W mediach litewskich nieustannie się mówi o zagrożeniu stwarzanym przez Rosję dla bezpieczeństwa państwa. Demonstracyjnie i przed kamerami zrobiono policyjny najazd na rosyjskie szkoły, których uczniowie od siedmiu lat jeździli do Rosji na wojskowe obozy organizowane przez rosyjskie służby (nie wierzę, by litewski wywiad się o tym dowiedział dopiero teraz).
Prezydent Dalia Grybauskaitė zaś mówi, jak ważny jest sojusz, a wręcz jedność Polski i Litwy, współdziałanie i inne piękne frazesy.

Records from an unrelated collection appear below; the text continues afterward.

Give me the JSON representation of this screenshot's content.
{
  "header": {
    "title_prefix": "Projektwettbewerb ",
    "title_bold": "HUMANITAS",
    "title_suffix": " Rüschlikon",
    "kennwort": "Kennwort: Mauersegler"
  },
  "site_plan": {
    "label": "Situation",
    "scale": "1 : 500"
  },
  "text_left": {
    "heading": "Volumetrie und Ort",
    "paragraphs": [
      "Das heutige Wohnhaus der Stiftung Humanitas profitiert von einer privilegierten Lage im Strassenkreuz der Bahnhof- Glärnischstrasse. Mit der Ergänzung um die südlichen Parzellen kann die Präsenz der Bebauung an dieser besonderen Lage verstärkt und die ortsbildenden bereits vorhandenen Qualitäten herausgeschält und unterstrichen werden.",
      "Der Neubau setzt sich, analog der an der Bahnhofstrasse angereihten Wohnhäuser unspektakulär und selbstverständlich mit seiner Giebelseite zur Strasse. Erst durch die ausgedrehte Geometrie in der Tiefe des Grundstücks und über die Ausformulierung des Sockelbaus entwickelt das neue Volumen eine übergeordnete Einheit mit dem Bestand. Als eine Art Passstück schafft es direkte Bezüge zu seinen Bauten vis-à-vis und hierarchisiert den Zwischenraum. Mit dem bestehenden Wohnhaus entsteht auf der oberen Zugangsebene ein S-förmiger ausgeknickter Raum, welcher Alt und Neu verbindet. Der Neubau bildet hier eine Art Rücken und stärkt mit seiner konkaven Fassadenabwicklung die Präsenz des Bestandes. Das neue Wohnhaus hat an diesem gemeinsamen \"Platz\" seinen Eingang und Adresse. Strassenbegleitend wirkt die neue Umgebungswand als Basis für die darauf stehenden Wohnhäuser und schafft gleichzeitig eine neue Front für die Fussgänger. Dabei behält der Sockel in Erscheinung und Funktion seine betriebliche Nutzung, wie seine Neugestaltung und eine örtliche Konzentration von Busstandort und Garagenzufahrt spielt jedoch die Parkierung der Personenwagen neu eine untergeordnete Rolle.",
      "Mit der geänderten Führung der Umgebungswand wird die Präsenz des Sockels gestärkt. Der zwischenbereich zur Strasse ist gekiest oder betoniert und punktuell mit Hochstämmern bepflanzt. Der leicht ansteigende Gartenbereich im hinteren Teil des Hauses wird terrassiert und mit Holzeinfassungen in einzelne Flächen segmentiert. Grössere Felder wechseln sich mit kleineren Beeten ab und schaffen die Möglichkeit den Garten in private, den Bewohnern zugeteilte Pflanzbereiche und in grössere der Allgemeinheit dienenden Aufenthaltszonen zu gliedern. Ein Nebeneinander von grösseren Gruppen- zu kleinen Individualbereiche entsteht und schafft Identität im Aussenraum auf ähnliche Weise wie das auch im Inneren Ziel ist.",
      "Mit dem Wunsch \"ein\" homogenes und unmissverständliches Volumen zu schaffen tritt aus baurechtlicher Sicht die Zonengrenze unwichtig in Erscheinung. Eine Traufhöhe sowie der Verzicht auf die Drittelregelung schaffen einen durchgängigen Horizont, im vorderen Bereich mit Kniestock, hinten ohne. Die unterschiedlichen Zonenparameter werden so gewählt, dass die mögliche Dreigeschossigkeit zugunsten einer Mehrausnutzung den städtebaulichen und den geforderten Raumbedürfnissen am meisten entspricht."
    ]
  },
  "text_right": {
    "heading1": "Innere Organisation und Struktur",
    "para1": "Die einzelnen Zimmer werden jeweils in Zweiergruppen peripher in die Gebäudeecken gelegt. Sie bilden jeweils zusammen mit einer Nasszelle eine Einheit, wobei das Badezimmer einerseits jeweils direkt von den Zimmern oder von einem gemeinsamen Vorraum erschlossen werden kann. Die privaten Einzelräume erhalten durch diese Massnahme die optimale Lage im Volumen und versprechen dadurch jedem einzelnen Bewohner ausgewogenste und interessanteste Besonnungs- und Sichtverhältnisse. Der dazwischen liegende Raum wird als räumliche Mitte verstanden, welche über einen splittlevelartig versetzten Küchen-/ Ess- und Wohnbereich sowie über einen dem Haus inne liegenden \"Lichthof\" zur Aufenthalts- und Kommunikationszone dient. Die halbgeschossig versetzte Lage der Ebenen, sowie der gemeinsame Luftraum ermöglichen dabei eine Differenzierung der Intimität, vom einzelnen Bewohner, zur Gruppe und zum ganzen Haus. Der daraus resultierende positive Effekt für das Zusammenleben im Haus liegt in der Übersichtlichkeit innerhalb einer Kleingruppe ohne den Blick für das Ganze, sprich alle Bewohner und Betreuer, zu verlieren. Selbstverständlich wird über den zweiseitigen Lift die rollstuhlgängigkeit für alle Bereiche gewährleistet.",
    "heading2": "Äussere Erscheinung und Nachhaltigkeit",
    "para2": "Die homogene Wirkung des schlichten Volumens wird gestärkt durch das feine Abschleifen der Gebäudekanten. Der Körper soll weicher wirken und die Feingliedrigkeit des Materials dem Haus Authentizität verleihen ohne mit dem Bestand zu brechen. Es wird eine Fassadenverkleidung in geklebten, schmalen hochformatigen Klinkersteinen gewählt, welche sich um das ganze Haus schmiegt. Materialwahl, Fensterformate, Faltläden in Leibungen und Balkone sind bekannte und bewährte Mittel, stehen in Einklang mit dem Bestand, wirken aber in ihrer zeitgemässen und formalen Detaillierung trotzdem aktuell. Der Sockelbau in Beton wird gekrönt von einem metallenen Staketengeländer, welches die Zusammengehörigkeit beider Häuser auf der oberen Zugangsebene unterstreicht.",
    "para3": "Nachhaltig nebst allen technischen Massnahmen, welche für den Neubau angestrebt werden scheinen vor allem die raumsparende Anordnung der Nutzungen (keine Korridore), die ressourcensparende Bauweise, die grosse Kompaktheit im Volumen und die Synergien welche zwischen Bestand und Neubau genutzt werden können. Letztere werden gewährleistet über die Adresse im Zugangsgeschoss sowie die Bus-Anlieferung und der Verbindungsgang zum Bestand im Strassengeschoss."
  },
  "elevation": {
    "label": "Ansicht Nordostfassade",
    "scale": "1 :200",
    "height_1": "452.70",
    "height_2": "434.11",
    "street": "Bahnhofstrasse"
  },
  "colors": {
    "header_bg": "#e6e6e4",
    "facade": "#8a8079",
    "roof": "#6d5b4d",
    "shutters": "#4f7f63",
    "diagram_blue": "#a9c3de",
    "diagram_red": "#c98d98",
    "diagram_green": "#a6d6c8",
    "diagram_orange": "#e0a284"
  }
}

Tymczasem litewskie media nadal ochoczo publikują teksty wbijających szpile Polakom, manipulujących judaszy, przedstawiających Polskę jako wroga, lubujących się w pisaniu o „polonizacjach”, „okupacjach”, dokonywanych przez Polaków „genocidasach” i węszących polskich „spisków” w tym, że ktoś omyłkowo dostał ulotkę o wprowadzeniu euro w języku polskim.
Można byłoby przypuszczać, że zagrożenie pozwoli rozwiązać istniejące problemy i jednak lepiej czy gorzej ze sobą współpracować, wykazać się wzajemną życzliwością. Niestety, okazuje się, że w przypadku tej części litewskiej sceny politycznej powiedzenie „wspólny wróg jednoczy” — nie znajduje potwierdzenia. Ale jak ulał pasuje inne: „Kruk krukowi oka nie wykole”.